How are strange fish part of your job?
I work on NOAA Fisheries Groundfish Surveys, specializing in taxonomy. Our first priority is to assess commercially targeted fish. As part of an ecosystem approach to management, we also study species that are ecologically important, such as forage fish. We see a lot of things come up in the survey nets. Midwater species with big teeth, like viperfish and lancetfish, and species that few people have seen, like many recently discovered snailfishes. It is my job to identify them, sometimes for the first time.
What are your particular areas of expertise?
Over time I have worked on rockfish, flatfish, skates, and sandlances. Snailfishes hold a special fascination for me. They are some of the most diverse fishes in Alaska, and among the most adaptable fishes in the world, ranging from the shallow intertidal to deep sea—the deepest of any known vertebrate. Understanding snailfish is important for understanding the evolution of fish and how they adapt to changing environments.

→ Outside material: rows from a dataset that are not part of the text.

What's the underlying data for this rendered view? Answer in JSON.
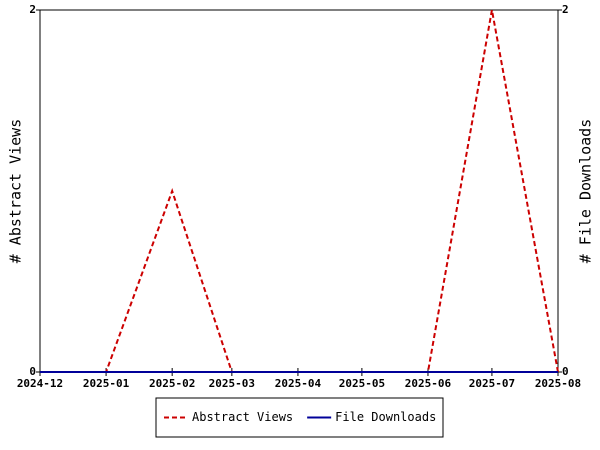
{
  "chart_data": {
    "type": "line",
    "x": [
      "2024-12",
      "2025-01",
      "2025-02",
      "2025-03",
      "2025-04",
      "2025-05",
      "2025-06",
      "2025-07",
      "2025-08"
    ],
    "y_label": "# Abstract Views",
    "y2_label": "# File Downloads",
    "ylim": [
      0,
      2
    ],
    "yticks": [
      0,
      2
    ],
    "y2lim": [
      0,
      2
    ],
    "y2ticks": [
      0,
      2
    ],
    "series": [
      {
        "name": "Abstract Views",
        "color": "#cc0000",
        "dash": true,
        "values": [
          0,
          0,
          1,
          0,
          0,
          0,
          0,
          2,
          0
        ]
      },
      {
        "name": "File Downloads",
        "color": "#000099",
        "dash": false,
        "axis": "y2",
        "values": [
          0,
          0,
          0,
          0,
          0,
          0,
          0,
          0,
          0
        ]
      }
    ],
    "legend": "bottom"
  }
}
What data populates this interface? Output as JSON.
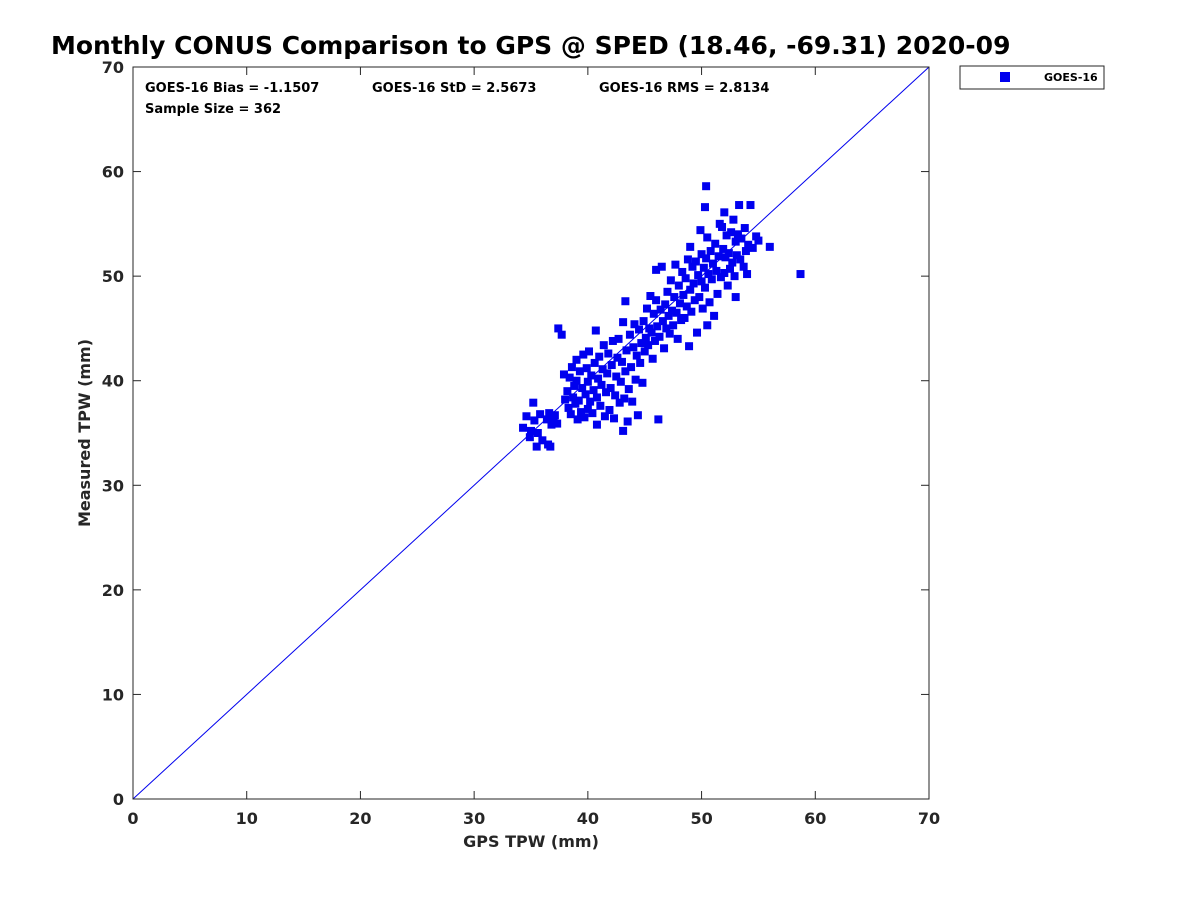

What is a day at work like?
For 25 years I spent one or two months each year at sea in Alaska and off the West Coast. Now I train staff biologists to identify fish and invertebrates (such as crabs) in the field. I identify specimens that are brought back to the lab, prepare guides, and write scientific papers. I work with our collaborators, especially at the University of Washington where our fish specimens are archived.
What do you do when you’re not working?
My wife is a serious home brewer. I like tasting some of the unique beers she creates. We like to travel too. Most recently we toured breweries in Belgium. It was wonderful.
What is the most challenging thing about your job?
When I go out to sea, it is definitely fieldwork, some 16-hour days in difficult weather and sea conditions. Back in the office it is an academic challenge, blending techniques of traditional genetics and morphology with advanced molecular techniques to identify and better understand how species are related. The recent rapid development of the genetic field is challenging, but also illuminating. For snailfishes, for example, we’ve conducted standard morphological approaches, used molecular “barcoding” techniques for identification, and most recently applied genome-wide techniques to understand global evolutionary relationships.
What is the coolest thing about your job?
New Species! Discovery.
How many new fish species have you discovered?
I’ve named and formally described 24 new species. Of those, 20 were from Alaska. Most were snailfish, but also two eelpouts and a skate. We still have at least 12 more new snailfish species waiting to be described and named.